Fu veramente bello potersi addormentare in un letto vero, con la malattia quasi scomparsa. Qualche colpo di tosse c’era ancora, ma sinceramente non me ne importava. 

Murtagh era vivo, e stava bene. A sconvolgermi era il fatto che si fosse già sposato e che già avesse una bambina: l’ultima immagine che avevo di lui era quella di un piccolo bambino di tre anni, e mi sembrava impossibile che fosse cresciuto. 

In quei vent’anni, avevo passato il tempo a fantasticare su lui e suo fratello, cercando di immaginarmi come sarebbero cresciuti. Ora che erano cresciuti, non potevo immaginare che uno di loro avesse già una moglie e una figlia. 

D’altra parte, Morzan era ancora sovraeccitato dall’incontro con la nostra nipotina, perfino di più di quando era nato Murtagh. Andava in giro con un sorriso ebete stampato in faccia e spesso sbatteva contro mobili e porte. 

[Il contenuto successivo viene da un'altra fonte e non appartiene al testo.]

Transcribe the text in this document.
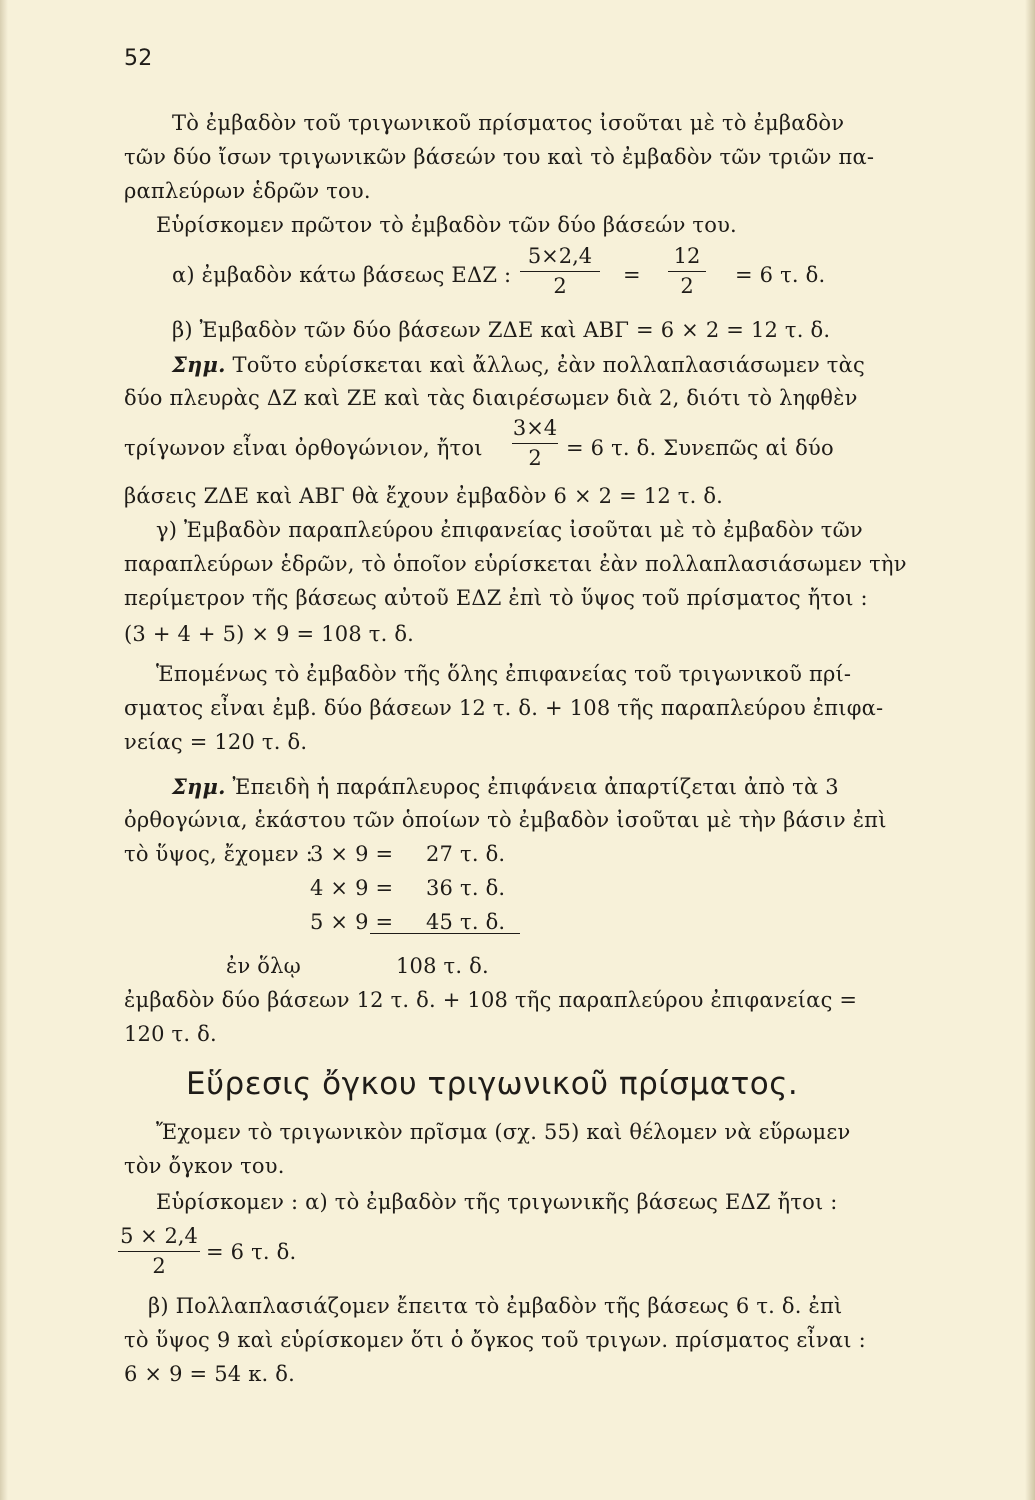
52
Τὸ ἐμβαδὸν τοῦ τριγωνικοῦ πρίσματος ἰσοῦται μὲ τὸ ἐμβαδὸν
τῶν δύο ἴσων τριγωνικῶν βάσεών του καὶ τὸ ἐμβαδὸν τῶν τριῶν πα-
ραπλεύρων ἑδρῶν του.
Εὑρίσκομεν πρῶτον τὸ ἐμβαδὸν τῶν δύο βάσεών του.
α) ἐμβαδὸν κάτω βάσεως ΕΔΖ :
5×2,4
2	=
12
2	= 6 τ. δ.
β) Ἐμβαδὸν τῶν δύο βάσεων ΖΔΕ καὶ ΑΒΓ = 6 × 2 = 12 τ. δ.
Σημ. Τοῦτο εὑρίσκεται καὶ ἄλλως, ἐὰν πολλαπλασιάσωμεν τὰς
δύο πλευρὰς ΔΖ καὶ ΖΕ καὶ τὰς διαιρέσωμεν διὰ 2, διότι τὸ ληφθὲν
τρίγωνον εἶναι ὀρθογώνιον, ἤτοι
3×4
2	= 6 τ. δ. Συνεπῶς αἱ δύο
βάσεις ΖΔΕ καὶ ΑΒΓ θὰ ἔχουν ἐμβαδὸν 6 × 2 = 12 τ. δ.
γ) Ἐμβαδὸν παραπλεύρου ἐπιφανείας ἰσοῦται μὲ τὸ ἐμβαδὸν τῶν
παραπλεύρων ἑδρῶν, τὸ ὁποῖον εὑρίσκεται ἐὰν πολλαπλασιάσωμεν τὴν
περίμετρον τῆς βάσεως αὐτοῦ ΕΔΖ ἐπὶ τὸ ὕψος τοῦ πρίσματος ἤτοι :
(3 + 4 + 5) × 9 = 108 τ. δ.
Ἑπομένως τὸ ἐμβαδὸν τῆς ὅλης ἐπιφανείας τοῦ τριγωνικοῦ πρί-
σματος εἶναι ἐμβ. δύο βάσεων 12 τ. δ. + 108 τῆς παραπλεύρου ἐπιφα-
νείας = 120 τ. δ.
Σημ. Ἐπειδὴ ἡ παράπλευρος ἐπιφάνεια ἀπαρτίζεται ἀπὸ τὰ 3
ὀρθογώνια, ἑκάστου τῶν ὁποίων τὸ ἐμβαδὸν ἰσοῦται μὲ τὴν βάσιν ἐπὶ
τὸ ὕψος, ἔχομεν :
3 × 9 = 27 τ. δ.
4 × 9 = 36 τ. δ.
5 × 9 = 45 τ. δ.
ἐν ὅλῳ	108 τ. δ.
ἐμβαδὸν δύο βάσεων 12 τ. δ. + 108 τῆς παραπλεύρου ἐπιφανείας =
120 τ. δ.
Εὕρεσις ὄγκου τριγωνικοῦ πρίσματος.
Ἔχομεν τὸ τριγωνικὸν πρῖσμα (σχ. 55) καὶ θέλομεν νὰ εὕρωμεν
τὸν ὄγκον του.
Εὑρίσκομεν : α) τὸ ἐμβαδὸν τῆς τριγωνικῆς βάσεως ΕΔΖ ἤτοι :
5 × 2,4
2
= 6 τ. δ.
β) Πολλαπλασιάζομεν ἔπειτα τὸ ἐμβαδὸν τῆς βάσεως 6 τ. δ. ἐπὶ
τὸ ὕψος 9 καὶ εὑρίσκομεν ὅτι ὁ ὄγκος τοῦ τριγων. πρίσματος εἶναι :
6 × 9 = 54 κ. δ.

Non riusciva a smettere di muoversi e continuava a pregarmi di concedergli di portare Belle su Dracarys. Ormai mi ero stufata di continuare a rispondere sempre e solo “No, Morzan” e “Smettila di chiedermelo perché tanto non attacca” e dover sopportare la faccia da cucciolo bastonato che faceva ogni volta che rifiutavo per ottenere un assenso. 

Stavo iniziando ad accarezzare l’idea di dirgli di sì, ma mi scacciai subito quel pensiero dalla mente. Non era a me che doveva chiedere il permesso, in fin dei conti, ma a Katherine. 

Già, Katherine. 

Mi sembrava impossibile che Murtagh alla fine avesse sposato proprio lei, la stessa bambina che da piccolo odiava e amava. 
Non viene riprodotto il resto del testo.